Keadaan politik pada masa

pertengahan Orde Baru


Pembahasan
• Bagaimana hubungan antar lembaga pada masa pertengahan Orde
Baru ?
• Bagaimana pemilu pada masa Orde Baru ?
• Bagaimana civil society pada masa pertengahan Orde Baru ?
• Bagaimana Kondisi Ekonomi Politik Dalam Negeri dan Penataan
Luar Negeri pada pertengahan Orde Baru ?
• Apa saja kekuatan-kekuatan politik dan penopang pada masa
pertengahan Orde Baru ?
Orde Baru
• Orde baru merupakan sebuah istilah yang digunakan untuk
memisahkan antara kekuasaan masa Soekarno dengan masa
Suharto. Sebagai masa yang menandai sebuah masa baru setelah
pemberontakan Gerakan 30 September tahun 1965.
• Orde baru lahir sebagai upaya untuk: mengoreksi total
penyimpangan yang dilakukan pada masa Orde Lama, penataan
kembali seluruh aspek kehidupan rakyat, bangsa, dan negara
Indonesia, melaksanakan Pancasila dan UUD1945 secara murni dan
konsekuen dan menyusun kembali kekuatan bangsa untuk
menumbuhkan stabilitas nasional guna mempercepat proses
pembangunan bangsa.
• Tujuan perjuangan Orde Baru adalah menegakkan tata kehidupan
bernegara yang didasarkan atas kemurnian pelaksanaan Pancasila
dan Undang-undang Dasar 1945. Sejalan dengan tujuan tersebut
maka ketika kondisi politik bangsa Indonesia mulai stabil untuk
melaksanankan amanat masyarakat maka pemerintah
mencanangkan pembangunan nasional yang diupayakan melalui
program pembangunan jangka pendek dan jangka panjang.

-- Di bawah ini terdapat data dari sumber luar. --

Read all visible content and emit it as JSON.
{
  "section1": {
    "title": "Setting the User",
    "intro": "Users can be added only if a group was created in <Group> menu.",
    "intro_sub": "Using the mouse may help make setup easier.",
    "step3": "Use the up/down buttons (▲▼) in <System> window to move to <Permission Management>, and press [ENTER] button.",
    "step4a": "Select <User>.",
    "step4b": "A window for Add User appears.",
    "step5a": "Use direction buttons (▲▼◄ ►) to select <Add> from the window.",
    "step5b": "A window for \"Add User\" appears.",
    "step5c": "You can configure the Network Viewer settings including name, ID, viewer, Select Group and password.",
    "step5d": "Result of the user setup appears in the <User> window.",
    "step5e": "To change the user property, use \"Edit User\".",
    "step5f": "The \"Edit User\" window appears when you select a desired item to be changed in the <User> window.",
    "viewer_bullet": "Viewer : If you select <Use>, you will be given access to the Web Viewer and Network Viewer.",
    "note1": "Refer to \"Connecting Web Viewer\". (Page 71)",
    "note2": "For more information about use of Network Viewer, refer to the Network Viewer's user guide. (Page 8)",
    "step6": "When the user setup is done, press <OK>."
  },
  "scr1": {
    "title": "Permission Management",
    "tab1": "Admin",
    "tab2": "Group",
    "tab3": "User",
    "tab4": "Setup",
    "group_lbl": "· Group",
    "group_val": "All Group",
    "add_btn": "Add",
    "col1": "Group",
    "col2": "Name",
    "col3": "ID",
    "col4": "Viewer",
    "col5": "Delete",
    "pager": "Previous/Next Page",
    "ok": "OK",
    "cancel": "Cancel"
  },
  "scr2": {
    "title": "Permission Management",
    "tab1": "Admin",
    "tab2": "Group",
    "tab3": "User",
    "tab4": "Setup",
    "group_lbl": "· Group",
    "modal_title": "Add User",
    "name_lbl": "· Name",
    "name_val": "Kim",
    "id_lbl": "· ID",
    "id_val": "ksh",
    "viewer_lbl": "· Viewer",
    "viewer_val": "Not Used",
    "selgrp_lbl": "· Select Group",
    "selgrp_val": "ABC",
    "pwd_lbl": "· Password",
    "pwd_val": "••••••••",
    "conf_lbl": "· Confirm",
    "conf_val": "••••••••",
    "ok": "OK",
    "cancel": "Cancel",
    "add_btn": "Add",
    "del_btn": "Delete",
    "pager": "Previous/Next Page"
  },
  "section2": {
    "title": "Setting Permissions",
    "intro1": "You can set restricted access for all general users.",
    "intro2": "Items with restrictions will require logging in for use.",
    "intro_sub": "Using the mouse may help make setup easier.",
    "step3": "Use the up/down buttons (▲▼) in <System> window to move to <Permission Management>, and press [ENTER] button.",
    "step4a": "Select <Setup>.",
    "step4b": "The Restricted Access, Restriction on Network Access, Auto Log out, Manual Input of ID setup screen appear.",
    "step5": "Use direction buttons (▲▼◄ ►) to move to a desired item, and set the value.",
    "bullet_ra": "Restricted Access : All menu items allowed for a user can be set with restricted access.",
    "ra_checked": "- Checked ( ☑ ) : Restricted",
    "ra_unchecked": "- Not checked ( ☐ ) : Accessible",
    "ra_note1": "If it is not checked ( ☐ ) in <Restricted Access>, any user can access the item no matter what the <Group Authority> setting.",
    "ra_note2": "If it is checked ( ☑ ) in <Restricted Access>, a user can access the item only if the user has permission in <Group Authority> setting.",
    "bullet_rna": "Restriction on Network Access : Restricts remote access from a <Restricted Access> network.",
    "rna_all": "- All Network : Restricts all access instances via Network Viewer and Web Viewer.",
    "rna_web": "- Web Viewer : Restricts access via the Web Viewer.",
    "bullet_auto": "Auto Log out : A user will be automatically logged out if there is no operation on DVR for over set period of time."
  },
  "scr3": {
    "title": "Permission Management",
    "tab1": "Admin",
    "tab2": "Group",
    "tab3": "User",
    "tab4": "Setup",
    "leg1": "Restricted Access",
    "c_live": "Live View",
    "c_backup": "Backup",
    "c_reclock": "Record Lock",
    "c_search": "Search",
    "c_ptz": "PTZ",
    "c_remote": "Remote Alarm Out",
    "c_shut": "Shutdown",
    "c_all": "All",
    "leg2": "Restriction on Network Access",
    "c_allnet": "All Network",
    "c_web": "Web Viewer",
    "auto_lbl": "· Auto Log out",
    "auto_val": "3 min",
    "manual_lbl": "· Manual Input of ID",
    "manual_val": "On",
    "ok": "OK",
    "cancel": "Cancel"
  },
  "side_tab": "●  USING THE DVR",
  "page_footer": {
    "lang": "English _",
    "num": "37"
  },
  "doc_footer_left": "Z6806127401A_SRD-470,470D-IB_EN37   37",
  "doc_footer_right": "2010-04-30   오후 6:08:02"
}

Pada
masa ini pengertian pembangunan nasional adalah suatu rangkaian
upaya pembangunan yang berkesinambungan yang meliputi
seluruh kehidupan masyarakat, bangsa, dan negara.
Hubungan antar lembaga politik
• Merupakan hubungan yang akan menciptakan suatu proses
pemerintahan yang baik. Hubungan akan baik jika antar lembaga
Negara mengerti tugas dan peran masing-masing dalam
pemerintahan.hubungan antar lembaga Negara Indonesia adalah
keseimbangan dalam lembaga eksekutif , legeslatif, yudikatif.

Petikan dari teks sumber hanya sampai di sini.